The Pony Express cut the amount of time it took to cross the western half of the continent to 10 days. Starting at the end of the train line in St. Joseph — the last supply post before the frontier unfolded — the trail crossed the endless plains of Kansas and Nebraska, then clipped a corner of Colorado before heading back to the grasslands of Nebraska. From there, it wended through Wyoming’s prairies and mountain passes, rounding Salt Lake City, where Brigham Young envisioned the spire-topped temple of the Church of Jesus Christ of Latter-Day Saints. Often following established routes including the Oregon and California trails, the Pony Express then descended to the deserts of Nevada before scaling the Sierra Nevada Mountains. The trail ended in San Francisco after a quick jaunt by paddle steamer.

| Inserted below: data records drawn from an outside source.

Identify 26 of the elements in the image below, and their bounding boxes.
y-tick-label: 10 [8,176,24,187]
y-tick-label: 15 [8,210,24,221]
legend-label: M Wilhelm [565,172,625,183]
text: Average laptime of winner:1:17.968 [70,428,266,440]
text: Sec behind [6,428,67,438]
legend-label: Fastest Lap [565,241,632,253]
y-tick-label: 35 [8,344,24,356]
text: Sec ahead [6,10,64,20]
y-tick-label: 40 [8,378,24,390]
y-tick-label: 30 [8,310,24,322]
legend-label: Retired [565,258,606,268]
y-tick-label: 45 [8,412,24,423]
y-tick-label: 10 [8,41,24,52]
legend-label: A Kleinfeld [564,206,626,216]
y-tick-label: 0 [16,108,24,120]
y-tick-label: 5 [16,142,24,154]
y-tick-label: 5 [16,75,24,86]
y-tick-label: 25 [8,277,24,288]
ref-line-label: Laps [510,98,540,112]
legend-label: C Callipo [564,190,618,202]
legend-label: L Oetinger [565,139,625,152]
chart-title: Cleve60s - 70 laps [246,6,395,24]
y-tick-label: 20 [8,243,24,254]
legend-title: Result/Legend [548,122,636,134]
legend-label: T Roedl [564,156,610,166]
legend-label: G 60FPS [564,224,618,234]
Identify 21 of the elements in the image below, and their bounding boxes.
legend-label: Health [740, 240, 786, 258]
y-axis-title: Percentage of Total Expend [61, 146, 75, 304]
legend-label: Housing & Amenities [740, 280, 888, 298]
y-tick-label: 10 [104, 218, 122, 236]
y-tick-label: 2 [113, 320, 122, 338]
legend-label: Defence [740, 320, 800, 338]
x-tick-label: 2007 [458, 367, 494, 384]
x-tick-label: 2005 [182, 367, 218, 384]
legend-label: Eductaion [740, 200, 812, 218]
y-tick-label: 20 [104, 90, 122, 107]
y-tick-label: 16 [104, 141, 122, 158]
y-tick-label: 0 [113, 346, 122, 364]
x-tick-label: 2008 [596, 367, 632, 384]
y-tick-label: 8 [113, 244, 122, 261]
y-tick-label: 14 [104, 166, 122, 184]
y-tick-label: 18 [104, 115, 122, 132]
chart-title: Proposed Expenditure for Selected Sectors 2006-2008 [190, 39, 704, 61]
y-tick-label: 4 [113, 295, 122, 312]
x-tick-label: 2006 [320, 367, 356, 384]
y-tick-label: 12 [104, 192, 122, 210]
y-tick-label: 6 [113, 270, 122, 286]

Despite its storied history that has been played out in movies and songs and commemorated on lunch boxes, souvenir saltshakers and aftershave bottles, the Pony Express lasted only 19 months. Like a victim of a shoot-out at the O.K. Corral, it died a quick death, having lost ground to the transcontinental telegraph. Its founders never made a dime and ended up $200,000 in debt — a hefty fortune in those days.
This spectacular financial failure means little to the National Pony Express Association volunteers, who dutifully re-create the ride each year. Every detail is historically correct, from the carrying of real mail in a mochila (a leather pouch with four locked compartments) to wearing similar clothing to promising not to get drunk, to gamble or to treat animals cruelly during the ride.
As Blue continues to bump me around on his back, I’m rethinking that last vow. When he finally stops after my designated three-mile leg, I slide off the saddle and sheepishly get back into the cab of Hearty’s horse trailer.
“Don’t feel bad,” he tells me. “They were tougher than us by a long shot.”
Unlike on the real Pony Express, in which riders mounted a fresh horse every 10 to 12 miles at one of the 190 way stations along the trail, re-enactors carry the mochila for three to five miles before someone else takes it up, like a relay race on horseback. Most years, it takes a total of 10 days to transport the mail along the entire 1,996-mile route — the same as it did in 1860 — but because of this year’s milestone anniversary, the ride will last 26 days so that towns along the way can host parades, rodeos and museum talks in celebration.
All that’s necessary for people to participate in the annual ride is a membership in the Pony Express Association (which can be had for just $30 in yearly dues), a good horse, competent riding skills, a trailer and a willingness to endure a sudden rain shower and even the occasional hailstorm along the ride. Brutal heat and mosquitoes also come with the territory.